One last thought from the book on business blogging that I’ve mentioned before, Naked Conversations. From authors Robert Scoble and Shel Israel, thoughts on whether blogging is a revolutionary phenomenon for businesses:
“If we were to have met you in 1994 and told you that some young developers at Netscape were finishing up a ‘browser’ that would let you read Internet pages and get to these pages by just clicking on a link, and it would change world information sharing, you might have just stared at us blankly before returning to your regularly scheduled program. Your life was just fine without the World Wide Web. What possible change could it mean to you? We would speculate that revolutionary change usually just creeps in on you. We doubt that the first stagecoach driver who watched a locomotive speed past him realized that this would doom his chosen vocation. Or the monks with quills realized the full implications of the Gutenberg press. No one even noted the name of the guy who developed the wheel. He or she probably just invented it out of necessity.

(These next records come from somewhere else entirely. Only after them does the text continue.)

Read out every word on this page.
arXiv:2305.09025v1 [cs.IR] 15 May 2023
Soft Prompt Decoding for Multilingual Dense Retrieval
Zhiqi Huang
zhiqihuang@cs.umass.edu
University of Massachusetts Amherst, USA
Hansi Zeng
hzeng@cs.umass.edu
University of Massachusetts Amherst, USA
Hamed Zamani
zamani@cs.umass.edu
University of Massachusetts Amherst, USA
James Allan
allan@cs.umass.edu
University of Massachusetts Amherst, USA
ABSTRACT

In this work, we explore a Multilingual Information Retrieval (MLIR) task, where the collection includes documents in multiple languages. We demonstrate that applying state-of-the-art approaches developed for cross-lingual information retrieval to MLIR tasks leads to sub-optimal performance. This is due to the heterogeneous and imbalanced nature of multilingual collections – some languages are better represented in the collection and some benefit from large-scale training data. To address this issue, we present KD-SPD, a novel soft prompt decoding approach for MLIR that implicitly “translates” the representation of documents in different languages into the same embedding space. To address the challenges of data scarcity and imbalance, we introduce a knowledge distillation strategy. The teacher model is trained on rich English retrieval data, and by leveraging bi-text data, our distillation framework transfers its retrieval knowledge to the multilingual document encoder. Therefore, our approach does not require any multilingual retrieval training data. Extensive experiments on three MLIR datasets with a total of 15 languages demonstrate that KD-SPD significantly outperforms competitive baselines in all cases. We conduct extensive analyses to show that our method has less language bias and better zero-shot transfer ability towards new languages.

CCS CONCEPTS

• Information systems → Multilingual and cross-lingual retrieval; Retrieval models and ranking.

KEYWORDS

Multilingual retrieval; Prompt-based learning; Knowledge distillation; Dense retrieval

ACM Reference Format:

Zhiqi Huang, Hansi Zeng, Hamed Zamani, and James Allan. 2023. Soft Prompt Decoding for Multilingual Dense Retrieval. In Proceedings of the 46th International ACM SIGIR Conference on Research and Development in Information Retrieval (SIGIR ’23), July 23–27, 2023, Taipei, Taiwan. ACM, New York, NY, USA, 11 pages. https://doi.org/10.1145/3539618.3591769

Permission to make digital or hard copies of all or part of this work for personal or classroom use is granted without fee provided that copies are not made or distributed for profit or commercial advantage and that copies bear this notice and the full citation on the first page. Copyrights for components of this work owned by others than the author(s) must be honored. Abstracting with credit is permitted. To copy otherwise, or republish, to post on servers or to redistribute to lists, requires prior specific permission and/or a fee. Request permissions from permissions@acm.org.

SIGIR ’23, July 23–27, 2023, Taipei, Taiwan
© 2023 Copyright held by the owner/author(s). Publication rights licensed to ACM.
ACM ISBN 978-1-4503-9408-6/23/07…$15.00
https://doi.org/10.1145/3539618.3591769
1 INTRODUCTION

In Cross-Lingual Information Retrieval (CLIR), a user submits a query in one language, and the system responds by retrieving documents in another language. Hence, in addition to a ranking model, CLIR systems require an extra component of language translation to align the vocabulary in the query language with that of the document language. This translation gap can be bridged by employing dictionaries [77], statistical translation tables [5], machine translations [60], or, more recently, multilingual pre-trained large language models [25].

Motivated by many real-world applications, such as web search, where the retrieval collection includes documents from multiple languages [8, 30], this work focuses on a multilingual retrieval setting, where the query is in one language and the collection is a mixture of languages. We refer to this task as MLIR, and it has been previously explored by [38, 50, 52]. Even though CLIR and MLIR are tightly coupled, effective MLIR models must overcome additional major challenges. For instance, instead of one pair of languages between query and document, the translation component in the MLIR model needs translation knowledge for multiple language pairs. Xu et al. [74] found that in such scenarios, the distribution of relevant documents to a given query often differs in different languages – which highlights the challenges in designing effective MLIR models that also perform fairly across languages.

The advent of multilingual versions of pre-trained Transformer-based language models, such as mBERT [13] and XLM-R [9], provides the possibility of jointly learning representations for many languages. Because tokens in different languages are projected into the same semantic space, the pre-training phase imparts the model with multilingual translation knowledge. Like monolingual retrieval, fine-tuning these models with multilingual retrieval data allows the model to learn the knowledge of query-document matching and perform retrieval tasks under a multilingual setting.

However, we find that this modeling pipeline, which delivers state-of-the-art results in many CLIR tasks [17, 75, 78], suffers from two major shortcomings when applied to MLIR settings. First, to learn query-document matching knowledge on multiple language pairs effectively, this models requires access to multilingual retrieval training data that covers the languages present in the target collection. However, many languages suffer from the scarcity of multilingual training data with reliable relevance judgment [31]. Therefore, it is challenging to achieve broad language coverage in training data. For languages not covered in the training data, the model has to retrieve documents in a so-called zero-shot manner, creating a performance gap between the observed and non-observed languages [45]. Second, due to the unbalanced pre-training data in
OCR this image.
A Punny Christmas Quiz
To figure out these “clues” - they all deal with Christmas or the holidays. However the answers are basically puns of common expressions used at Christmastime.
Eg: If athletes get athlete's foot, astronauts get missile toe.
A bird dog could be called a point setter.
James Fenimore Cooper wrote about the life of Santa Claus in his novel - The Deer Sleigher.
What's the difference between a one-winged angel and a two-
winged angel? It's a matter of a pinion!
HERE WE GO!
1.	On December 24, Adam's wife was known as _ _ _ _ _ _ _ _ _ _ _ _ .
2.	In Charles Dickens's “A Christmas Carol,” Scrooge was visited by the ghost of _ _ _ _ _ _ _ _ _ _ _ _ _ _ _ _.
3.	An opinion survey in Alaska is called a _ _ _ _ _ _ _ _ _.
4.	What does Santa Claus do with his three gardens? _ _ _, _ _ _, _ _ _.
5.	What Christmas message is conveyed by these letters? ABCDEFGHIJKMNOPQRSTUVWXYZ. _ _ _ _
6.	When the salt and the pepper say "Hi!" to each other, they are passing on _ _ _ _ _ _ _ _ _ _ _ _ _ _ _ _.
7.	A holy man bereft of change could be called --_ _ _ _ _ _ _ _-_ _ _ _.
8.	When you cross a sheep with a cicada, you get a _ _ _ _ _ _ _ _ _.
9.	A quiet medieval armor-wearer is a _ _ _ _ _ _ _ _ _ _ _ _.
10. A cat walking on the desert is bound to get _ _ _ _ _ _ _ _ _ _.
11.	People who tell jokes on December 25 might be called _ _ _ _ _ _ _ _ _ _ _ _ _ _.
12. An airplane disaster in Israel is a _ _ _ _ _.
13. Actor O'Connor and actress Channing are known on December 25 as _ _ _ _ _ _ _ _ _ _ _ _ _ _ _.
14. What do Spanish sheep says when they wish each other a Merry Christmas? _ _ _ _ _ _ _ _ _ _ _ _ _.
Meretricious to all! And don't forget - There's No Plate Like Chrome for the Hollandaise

“We believe the chain of small incidents that caused blogging has revolutionary implications to businesses, in marketing, customer support, internal communications, investor relations, product development, and even R&D…The genie is out of the bottle, and there is no going back.
“Businesses of all sizes will be wise to pay heed. Revolutions may be hard to predict, but ignoring them often has unfortunate consequences…In business, numbers speak. They indicate blogging is no fad, and its relevance to business cannot logically continue to be denied.”